Technical aspects and benefits of our solution
In order to optimise the management of equipment and infrastructures, several methods can be used to detect anomalies in data flows. More specifically, BL.Predict implements three of these methods, which are capable of adapting to changing behaviour over time:
- The KDE method: based on the kernel density estimation approach. From a set of samples called kernel centres, a model is generated in the form of a function estimating the probability density associated with the data distribution. If a measurement is found in an area of the data space where the density is too low, it is considered abnormal. The main limitation of this approach is the choice of kernel centres among the measurements: their number must not depend on the size of the data stream. They are therefore selected subjectively within a sliding window of a fixed size to be defined.
- The DyCF method: based on the Christoffel function, borrowed from the theory of approximation and orthogonal polynomials. It models all the samples in the form of a matrix of fixed size, which depends only on the number of attributes and a method parameter. It defines an anomaly score that captures the support for the probability measure associated with the data set. It is simpler to parameterise than the KDE method, but more difficult to interpret.
- The DyCG method: based on an asymptotic property of the Christoffel function. By setting two DyCF models with different parameters, it further reduces the number of parameters to be set. Although easier to parameterise than the DyCF method, it is also even more difficult to interpret.
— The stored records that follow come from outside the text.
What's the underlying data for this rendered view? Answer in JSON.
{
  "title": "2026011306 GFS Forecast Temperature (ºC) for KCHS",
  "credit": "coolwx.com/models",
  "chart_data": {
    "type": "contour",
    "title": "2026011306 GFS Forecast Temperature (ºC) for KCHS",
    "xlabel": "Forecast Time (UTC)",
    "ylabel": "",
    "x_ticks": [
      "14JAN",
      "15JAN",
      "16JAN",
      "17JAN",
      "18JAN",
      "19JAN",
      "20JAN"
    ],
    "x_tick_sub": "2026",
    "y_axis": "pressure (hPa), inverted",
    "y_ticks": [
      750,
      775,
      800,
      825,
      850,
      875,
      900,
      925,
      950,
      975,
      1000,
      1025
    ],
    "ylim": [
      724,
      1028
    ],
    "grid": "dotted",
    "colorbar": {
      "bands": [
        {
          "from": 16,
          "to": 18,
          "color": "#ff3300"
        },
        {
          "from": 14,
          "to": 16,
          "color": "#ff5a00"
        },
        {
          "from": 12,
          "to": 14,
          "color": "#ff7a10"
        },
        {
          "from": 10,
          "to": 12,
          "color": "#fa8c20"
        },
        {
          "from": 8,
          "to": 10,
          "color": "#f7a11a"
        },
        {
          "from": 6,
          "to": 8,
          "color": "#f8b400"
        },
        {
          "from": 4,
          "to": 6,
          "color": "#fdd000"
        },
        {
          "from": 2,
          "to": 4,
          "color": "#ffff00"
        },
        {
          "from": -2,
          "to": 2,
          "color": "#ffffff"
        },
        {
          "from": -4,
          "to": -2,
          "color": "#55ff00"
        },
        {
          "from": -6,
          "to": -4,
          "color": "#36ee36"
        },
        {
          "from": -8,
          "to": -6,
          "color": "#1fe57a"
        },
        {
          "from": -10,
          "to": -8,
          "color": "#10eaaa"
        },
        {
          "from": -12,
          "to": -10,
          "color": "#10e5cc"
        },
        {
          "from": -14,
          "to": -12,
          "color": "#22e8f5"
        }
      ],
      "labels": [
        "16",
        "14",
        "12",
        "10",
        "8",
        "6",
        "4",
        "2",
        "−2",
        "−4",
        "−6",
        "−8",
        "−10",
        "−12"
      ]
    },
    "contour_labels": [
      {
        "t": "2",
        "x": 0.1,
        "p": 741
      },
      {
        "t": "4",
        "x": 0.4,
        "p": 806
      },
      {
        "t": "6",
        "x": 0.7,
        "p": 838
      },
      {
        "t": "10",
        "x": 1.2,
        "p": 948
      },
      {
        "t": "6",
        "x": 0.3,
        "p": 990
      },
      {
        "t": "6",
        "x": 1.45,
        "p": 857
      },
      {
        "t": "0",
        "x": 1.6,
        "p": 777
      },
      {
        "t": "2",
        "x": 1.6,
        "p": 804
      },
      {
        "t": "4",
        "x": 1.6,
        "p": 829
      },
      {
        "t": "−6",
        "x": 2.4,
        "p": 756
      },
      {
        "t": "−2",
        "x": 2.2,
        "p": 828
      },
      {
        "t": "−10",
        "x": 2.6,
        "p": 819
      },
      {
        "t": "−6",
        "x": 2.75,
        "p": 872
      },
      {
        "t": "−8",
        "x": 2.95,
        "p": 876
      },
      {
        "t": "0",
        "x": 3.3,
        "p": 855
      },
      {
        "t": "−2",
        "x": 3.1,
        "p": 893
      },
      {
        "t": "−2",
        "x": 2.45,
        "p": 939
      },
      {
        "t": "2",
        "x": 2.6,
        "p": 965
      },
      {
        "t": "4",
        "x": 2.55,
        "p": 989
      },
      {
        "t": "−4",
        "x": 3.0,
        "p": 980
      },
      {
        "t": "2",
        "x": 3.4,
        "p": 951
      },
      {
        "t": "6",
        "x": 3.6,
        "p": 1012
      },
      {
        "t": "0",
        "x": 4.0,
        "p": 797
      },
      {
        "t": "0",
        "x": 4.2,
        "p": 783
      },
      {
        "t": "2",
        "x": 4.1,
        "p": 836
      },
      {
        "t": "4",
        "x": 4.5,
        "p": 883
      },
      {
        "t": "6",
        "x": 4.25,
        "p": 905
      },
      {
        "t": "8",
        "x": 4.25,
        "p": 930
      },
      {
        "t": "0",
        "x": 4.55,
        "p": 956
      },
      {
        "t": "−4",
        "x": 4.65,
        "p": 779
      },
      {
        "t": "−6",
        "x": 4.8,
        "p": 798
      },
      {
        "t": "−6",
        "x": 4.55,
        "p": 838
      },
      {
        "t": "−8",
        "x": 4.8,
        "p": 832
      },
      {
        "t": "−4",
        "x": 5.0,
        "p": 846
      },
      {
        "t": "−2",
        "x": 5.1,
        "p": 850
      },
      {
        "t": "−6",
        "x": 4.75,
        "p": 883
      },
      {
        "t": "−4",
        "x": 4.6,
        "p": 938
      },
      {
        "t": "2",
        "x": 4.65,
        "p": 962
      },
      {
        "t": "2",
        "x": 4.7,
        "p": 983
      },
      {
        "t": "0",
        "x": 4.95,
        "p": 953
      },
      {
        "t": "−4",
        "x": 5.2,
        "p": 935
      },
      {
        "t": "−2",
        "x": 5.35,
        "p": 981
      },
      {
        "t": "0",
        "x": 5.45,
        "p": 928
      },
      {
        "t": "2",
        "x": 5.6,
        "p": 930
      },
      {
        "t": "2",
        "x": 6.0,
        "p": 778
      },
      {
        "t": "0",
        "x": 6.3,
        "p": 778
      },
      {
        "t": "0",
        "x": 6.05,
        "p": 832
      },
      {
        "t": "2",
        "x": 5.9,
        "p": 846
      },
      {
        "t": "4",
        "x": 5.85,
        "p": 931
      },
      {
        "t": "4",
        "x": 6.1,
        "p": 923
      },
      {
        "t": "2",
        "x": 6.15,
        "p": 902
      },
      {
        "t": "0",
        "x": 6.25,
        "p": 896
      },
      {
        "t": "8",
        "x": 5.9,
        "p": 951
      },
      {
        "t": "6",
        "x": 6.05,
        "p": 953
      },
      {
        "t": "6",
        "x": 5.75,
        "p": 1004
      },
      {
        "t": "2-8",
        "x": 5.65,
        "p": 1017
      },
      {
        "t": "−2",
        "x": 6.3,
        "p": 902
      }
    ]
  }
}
By succinctly using these new methods with BL.Predict, we will be able to carry out targeted detection, by proposing new, more flexible thresholds on well-chosen attributes. Going further, we want to use our methods for systemic detection, taking all the attributes of a system as input and then automating the selection of key attributes. The aim here will be to determine abnormal and unexpected behaviour at system level.
Deploying anomaly detection in BL.Predict
In a system integrating a multitude of sensors, as is the case with BL.Predict, model lifecycle management is crucial for maintaining good equipment performance, constant stability and scalable adaptability of anomaly detection systems.
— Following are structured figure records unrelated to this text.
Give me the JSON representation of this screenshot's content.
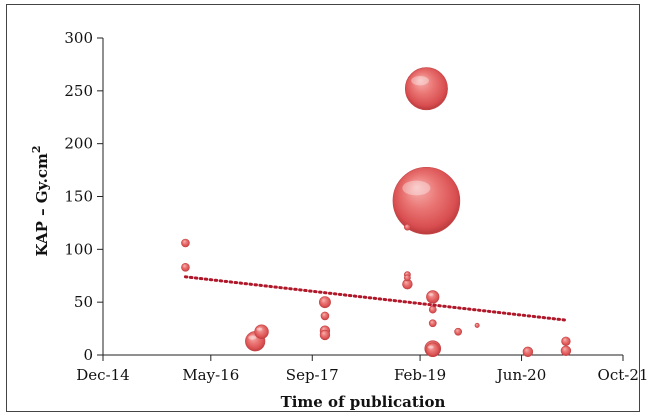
{
  "chart_data": {
    "type": "scatter",
    "xlabel": "Time of publication",
    "ylabel": "KAP – Gy.cm",
    "ylabel_superscript": "2",
    "x_ticks": [
      "Dec-14",
      "May-16",
      "Sep-17",
      "Feb-19",
      "Jun-20",
      "Oct-21"
    ],
    "x_range": [
      "Dec-14",
      "Oct-21"
    ],
    "y_ticks": [
      "0",
      "50",
      "100",
      "150",
      "200",
      "250",
      "300"
    ],
    "ylim": [
      0,
      300
    ],
    "grid": false,
    "bubble_color": "#e0595b",
    "trendline": {
      "style": "dotted",
      "color": "#b0182a",
      "start": {
        "x": "Jan-16",
        "y": 74
      },
      "end": {
        "x": "Jan-21",
        "y": 33
      }
    },
    "points": [
      {
        "x": "Jan-16",
        "y": 106,
        "size": 1
      },
      {
        "x": "Jan-16",
        "y": 83,
        "size": 1
      },
      {
        "x": "Dec-16",
        "y": 13,
        "size": 6
      },
      {
        "x": "Jan-17",
        "y": 22,
        "size": 3
      },
      {
        "x": "Nov-17",
        "y": 50,
        "size": 2
      },
      {
        "x": "Nov-17",
        "y": 37,
        "size": 1
      },
      {
        "x": "Nov-17",
        "y": 23,
        "size": 1.5
      },
      {
        "x": "Nov-17",
        "y": 19,
        "size": 1.5
      },
      {
        "x": "Dec-18",
        "y": 121,
        "size": 0.6
      },
      {
        "x": "Dec-18",
        "y": 76,
        "size": 0.6
      },
      {
        "x": "Dec-18",
        "y": 73,
        "size": 0.6
      },
      {
        "x": "Dec-18",
        "y": 67,
        "size": 1.5
      },
      {
        "x": "Mar-19",
        "y": 252,
        "size": 28
      },
      {
        "x": "Mar-19",
        "y": 146,
        "size": 70
      },
      {
        "x": "Apr-19",
        "y": 55,
        "size": 2.5
      },
      {
        "x": "Apr-19",
        "y": 43,
        "size": 0.8
      },
      {
        "x": "Apr-19",
        "y": 30,
        "size": 0.8
      },
      {
        "x": "Apr-19",
        "y": 6,
        "size": 4
      },
      {
        "x": "Apr-19",
        "y": 5,
        "size": 3
      },
      {
        "x": "Aug-19",
        "y": 22,
        "size": 0.8
      },
      {
        "x": "Nov-19",
        "y": 28,
        "size": 0.3
      },
      {
        "x": "Jul-20",
        "y": 3,
        "size": 1.5
      },
      {
        "x": "Jan-21",
        "y": 13,
        "size": 1.2
      },
      {
        "x": "Jan-21",
        "y": 4,
        "size": 1.5
      }
    ]
  }
}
The MLOps approach is an essential element in coordinating the various phases of the model lifecycle. By adopting this approach, it becomes possible to implement simplified management of models, from their initial training to their deployment, updating and ongoing monitoring. Regular, automated training, update and inference cycles allow models to adjust dynamically to changes in the data. This automation also facilitates monitoring, guaranteeing rapid detection of deviations in the data.
In BL.Predict, we are experimenting with workflow orchestration systems and APIs for process automation, as well as tools for managing the lifecycle of machine learning models. We have carried out experiments on historical intensity and pressure data collected from air handling units.
Ultimately, we expect to be able to raise automatically defined alerts and discover new abnormal or unexpected behaviour.